這事確實是蕭寒錦做得不夠好,但那次時候在鎮上縣城可用的人和資源都有限,平時顧著鋪子酒樓的事也實在忙不過來,就一直沒做。
這回來府城環境發生了變化,能用的人也變多了,有了更多的選擇,若是能做自然要試著做一做的。

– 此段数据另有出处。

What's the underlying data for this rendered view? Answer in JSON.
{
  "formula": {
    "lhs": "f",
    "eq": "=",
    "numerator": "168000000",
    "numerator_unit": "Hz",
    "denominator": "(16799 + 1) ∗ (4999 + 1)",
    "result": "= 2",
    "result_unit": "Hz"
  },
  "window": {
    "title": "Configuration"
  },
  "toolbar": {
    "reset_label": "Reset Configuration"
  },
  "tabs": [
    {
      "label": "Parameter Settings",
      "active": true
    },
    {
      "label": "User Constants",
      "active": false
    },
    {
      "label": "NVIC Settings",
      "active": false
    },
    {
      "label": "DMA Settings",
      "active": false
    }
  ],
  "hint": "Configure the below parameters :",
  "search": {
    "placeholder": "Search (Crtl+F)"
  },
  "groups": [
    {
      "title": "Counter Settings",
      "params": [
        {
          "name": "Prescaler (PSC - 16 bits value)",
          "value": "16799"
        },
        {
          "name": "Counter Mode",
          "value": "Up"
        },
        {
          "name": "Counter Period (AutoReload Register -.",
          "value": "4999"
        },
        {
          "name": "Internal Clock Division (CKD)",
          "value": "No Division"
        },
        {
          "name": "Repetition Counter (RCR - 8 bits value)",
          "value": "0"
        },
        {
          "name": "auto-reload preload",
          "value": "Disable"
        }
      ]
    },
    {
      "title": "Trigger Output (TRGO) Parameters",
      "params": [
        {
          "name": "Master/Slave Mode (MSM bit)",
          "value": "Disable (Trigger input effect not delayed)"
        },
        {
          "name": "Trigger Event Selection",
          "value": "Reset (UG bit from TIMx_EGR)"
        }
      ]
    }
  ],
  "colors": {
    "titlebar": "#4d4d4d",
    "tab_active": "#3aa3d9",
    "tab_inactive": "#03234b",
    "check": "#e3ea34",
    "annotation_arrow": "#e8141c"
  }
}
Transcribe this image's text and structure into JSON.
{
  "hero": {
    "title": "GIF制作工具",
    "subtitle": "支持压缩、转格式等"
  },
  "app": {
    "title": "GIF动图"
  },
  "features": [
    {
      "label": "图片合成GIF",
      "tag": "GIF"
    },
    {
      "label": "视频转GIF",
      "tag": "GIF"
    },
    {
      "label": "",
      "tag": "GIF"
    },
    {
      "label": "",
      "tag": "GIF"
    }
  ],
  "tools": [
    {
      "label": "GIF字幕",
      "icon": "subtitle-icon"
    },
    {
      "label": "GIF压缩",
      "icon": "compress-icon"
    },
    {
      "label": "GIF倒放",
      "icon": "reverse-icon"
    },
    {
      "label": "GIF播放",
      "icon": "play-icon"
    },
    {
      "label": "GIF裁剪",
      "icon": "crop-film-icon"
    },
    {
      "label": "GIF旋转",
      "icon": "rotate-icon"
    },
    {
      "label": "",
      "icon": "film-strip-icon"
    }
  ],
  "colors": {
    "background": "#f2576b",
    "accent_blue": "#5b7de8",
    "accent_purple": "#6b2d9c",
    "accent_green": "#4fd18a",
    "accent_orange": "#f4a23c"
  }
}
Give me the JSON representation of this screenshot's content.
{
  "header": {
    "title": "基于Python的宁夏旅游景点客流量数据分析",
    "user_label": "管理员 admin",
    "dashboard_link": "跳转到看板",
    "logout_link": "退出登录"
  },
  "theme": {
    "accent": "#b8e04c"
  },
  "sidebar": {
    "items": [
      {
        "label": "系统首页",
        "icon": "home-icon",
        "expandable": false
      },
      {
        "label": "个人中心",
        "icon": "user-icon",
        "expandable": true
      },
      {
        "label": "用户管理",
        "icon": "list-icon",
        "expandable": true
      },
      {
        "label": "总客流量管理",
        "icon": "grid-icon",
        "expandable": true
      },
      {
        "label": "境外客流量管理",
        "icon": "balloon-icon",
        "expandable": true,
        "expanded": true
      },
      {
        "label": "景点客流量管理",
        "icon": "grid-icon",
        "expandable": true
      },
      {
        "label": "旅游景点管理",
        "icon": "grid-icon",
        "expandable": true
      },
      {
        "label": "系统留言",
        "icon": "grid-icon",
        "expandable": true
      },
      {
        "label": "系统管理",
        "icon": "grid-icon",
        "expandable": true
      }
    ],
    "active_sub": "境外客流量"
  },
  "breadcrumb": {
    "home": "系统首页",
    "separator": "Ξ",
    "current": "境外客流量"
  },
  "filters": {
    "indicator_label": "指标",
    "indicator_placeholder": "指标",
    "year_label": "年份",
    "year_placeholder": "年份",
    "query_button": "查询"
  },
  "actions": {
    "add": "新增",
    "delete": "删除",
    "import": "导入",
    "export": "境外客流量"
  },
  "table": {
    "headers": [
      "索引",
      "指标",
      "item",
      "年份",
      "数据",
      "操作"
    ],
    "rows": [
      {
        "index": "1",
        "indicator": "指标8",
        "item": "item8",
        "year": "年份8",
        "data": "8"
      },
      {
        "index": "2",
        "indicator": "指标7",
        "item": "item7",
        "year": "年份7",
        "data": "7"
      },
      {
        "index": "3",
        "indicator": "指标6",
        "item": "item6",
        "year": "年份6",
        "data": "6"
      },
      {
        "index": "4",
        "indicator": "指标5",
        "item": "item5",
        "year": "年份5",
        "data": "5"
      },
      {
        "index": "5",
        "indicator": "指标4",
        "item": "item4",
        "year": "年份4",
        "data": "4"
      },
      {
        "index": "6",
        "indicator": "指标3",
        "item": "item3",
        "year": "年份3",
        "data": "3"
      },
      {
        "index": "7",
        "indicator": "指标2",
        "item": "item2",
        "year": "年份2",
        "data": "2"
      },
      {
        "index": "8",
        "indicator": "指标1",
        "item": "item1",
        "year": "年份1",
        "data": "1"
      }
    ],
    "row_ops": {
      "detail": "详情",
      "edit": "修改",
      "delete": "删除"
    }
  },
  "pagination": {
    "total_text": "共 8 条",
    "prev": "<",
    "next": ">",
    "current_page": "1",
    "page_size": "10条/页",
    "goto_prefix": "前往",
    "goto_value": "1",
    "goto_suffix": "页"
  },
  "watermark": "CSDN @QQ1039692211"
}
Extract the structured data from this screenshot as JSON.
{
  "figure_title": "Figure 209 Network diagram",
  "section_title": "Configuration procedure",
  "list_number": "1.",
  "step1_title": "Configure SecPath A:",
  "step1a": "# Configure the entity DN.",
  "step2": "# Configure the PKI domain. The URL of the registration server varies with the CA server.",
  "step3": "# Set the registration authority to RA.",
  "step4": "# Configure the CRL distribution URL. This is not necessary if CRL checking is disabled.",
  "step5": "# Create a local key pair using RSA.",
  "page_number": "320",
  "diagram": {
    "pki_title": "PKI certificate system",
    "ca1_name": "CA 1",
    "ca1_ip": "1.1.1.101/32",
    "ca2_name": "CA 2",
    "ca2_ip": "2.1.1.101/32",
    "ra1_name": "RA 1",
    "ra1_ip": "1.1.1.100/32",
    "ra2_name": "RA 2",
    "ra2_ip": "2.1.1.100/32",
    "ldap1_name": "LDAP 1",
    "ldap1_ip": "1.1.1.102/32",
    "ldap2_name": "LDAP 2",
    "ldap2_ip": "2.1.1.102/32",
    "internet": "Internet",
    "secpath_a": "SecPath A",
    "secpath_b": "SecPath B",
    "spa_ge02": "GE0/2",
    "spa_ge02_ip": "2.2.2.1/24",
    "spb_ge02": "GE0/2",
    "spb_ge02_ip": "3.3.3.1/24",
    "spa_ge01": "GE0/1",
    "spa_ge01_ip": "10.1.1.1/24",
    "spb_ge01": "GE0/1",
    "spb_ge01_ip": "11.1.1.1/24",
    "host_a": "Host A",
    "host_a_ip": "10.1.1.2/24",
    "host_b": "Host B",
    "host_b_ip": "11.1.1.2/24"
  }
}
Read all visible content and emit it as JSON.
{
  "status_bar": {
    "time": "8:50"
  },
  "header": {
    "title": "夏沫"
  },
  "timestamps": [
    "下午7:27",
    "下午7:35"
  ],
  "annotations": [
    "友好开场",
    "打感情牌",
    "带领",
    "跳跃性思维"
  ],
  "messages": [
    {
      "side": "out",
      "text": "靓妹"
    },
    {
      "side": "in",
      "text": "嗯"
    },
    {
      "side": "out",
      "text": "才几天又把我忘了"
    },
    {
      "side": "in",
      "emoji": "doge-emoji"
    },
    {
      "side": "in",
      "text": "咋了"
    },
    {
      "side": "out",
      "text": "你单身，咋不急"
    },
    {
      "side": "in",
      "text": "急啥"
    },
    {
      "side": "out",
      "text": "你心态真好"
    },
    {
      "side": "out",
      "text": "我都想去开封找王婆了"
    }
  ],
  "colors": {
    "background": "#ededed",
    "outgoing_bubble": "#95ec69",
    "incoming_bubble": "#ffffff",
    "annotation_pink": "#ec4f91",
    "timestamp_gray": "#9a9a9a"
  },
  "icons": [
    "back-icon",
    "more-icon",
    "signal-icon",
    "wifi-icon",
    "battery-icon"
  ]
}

「阿寧不會像兄長這樣跟我計較這些。」蕭寒錦忍不住笑。
「呸!」蔣亦疏翻他一眼,「有寧弟這樣的夫郎就偷著笑吧,我可是聽說了那魏子謙的事,可需幫忙?」
蕭寒錦搖頭,眉宇間帶上輕蔑:「只是個膽小廢物罷了,被阿寧兩句挑撥的就對縣城魏家動手了,蠢貨一個而已。」
蔣亦疏似笑非笑,唇邊也是帶著些嘲諷:「他倒是自詡情深,不過蠢也有蠢的好事,他到底有功名在身,別被他咬住了。」
「兄長放心。」蕭寒錦說,他突然看向蔣亦疏,「話說回來,你們何時結契?」
他也是來府城才知曉,這時候也是有男子與男子在一起的例子,只是他們不能被稱為「成婚」,而是「兄弟結契」,只當兩家都多了個兒子,也無甚損失。
而且大多數結契的男子們,偶爾也會找個妾室,至於孩子,若妾室能生便生,若室不能,便從旁支抱孩子收養,這都是心照不宣地事。
當然,蕭寒錦並不認為這事會發生在他們身上。
蔣亦疏卻是突然皺眉:「我還真沒想過這事,攤開後便沒再聊過這些,我也就沒放在心上,左右不著急,回頭我與他商量商量。」
「那可要緊著些,否則子淮怕是要等著急了。」蕭寒錦輕笑,他們是一樣的人,自然能察覺到彼此的占有欲。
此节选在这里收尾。